To preempt the inevitable howls of rage from wealthy clients who will soon see their total savings shrink by 1% (or more) every year just to hold their money in the bank, UBS relationship managers have started discussing the forthcoming charges with some wealthy clients and are preparing to issue a letter outlining the changes. Some of the bank’s smaller rivals, such as Julius Baer and Pictet, already charge some clients with large cash deposits.
“We assume that this period of low-interest rates will last even longer and that banks will continue to have to pay negative interest rates on customer deposits at central banks,” UBS said. “Following similar moves by a number of other banks here in Switzerland, we confirm that we’ve decided to adjust cash deposit fees for Swiss francs held in Switzerland.”

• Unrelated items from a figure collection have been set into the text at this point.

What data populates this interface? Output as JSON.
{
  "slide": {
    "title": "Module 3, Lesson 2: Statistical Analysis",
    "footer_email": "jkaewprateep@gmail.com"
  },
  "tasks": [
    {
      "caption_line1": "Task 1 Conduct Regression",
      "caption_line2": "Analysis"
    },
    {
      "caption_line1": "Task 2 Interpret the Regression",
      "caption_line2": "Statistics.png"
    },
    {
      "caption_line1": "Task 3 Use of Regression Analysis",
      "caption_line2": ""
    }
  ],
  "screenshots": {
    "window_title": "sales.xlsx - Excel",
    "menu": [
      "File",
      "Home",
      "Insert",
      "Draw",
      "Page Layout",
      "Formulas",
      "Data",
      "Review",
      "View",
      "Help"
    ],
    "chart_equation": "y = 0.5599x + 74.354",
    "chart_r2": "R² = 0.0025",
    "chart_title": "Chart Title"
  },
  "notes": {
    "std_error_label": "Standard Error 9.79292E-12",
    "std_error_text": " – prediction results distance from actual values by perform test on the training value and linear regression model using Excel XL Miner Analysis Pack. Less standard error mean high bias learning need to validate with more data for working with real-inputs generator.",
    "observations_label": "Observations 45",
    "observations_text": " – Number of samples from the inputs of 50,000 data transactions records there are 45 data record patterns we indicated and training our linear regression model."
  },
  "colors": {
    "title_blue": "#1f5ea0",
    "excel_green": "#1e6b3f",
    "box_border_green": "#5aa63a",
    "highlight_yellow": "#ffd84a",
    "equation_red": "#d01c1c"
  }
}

The UBS announcement comes on the same day as Credit Suisse, UBS’s main rival, said it was also thinking about imposing a negative deposit rate on some wealthy clients: “In Switzerland, we are considering measures on deposits to mitigate pressure of negative interest rates,” Tidjane Thiam, Credit Suisse CEO said during a discussion of the bank’s half-year results. And like UBS, the Credit Suisse levy would be “targeted on people… that measure their cash balances in millions.”
UBS did provide one loophole, saying that clients who want to avoid the levy can move their balances into non-cash assets or into “fiduciary call deposits” that can be transferred back to the customer’s main account within 48 hours. Such FDCs are held in third-party banks or UBS entities based outside Switzerland, meaning the lender does not have to pay negative rates to the SNB.
However, the lack of immediate access to funds – as UBS implements the effective equivalent of a 2-day certificate of deposit – raises the risk of unintended consequences, such as runs on various other assets should there be a dramatic change in financial circumstances and depositors seek access to any and all liquidity at a moment’s notice.
Whether such negative rates encourage savers to spend their money as central banks have been hoping all along, remains to be seen. In any case, one thing is certain: the unintended consequences of passing on the most destructive monetary policy onto end consumers and savers, will be dire and widespread, and could potentially result in the next financial crisis which, with some luck, will also be the last one.
For now, however, keep an eye on cryptocurrencies: last we checked, there was no cost, and no way to impose punitive rates, to keeps one’s savings in bitcoin and its peers, which should have obvious consequences on its price.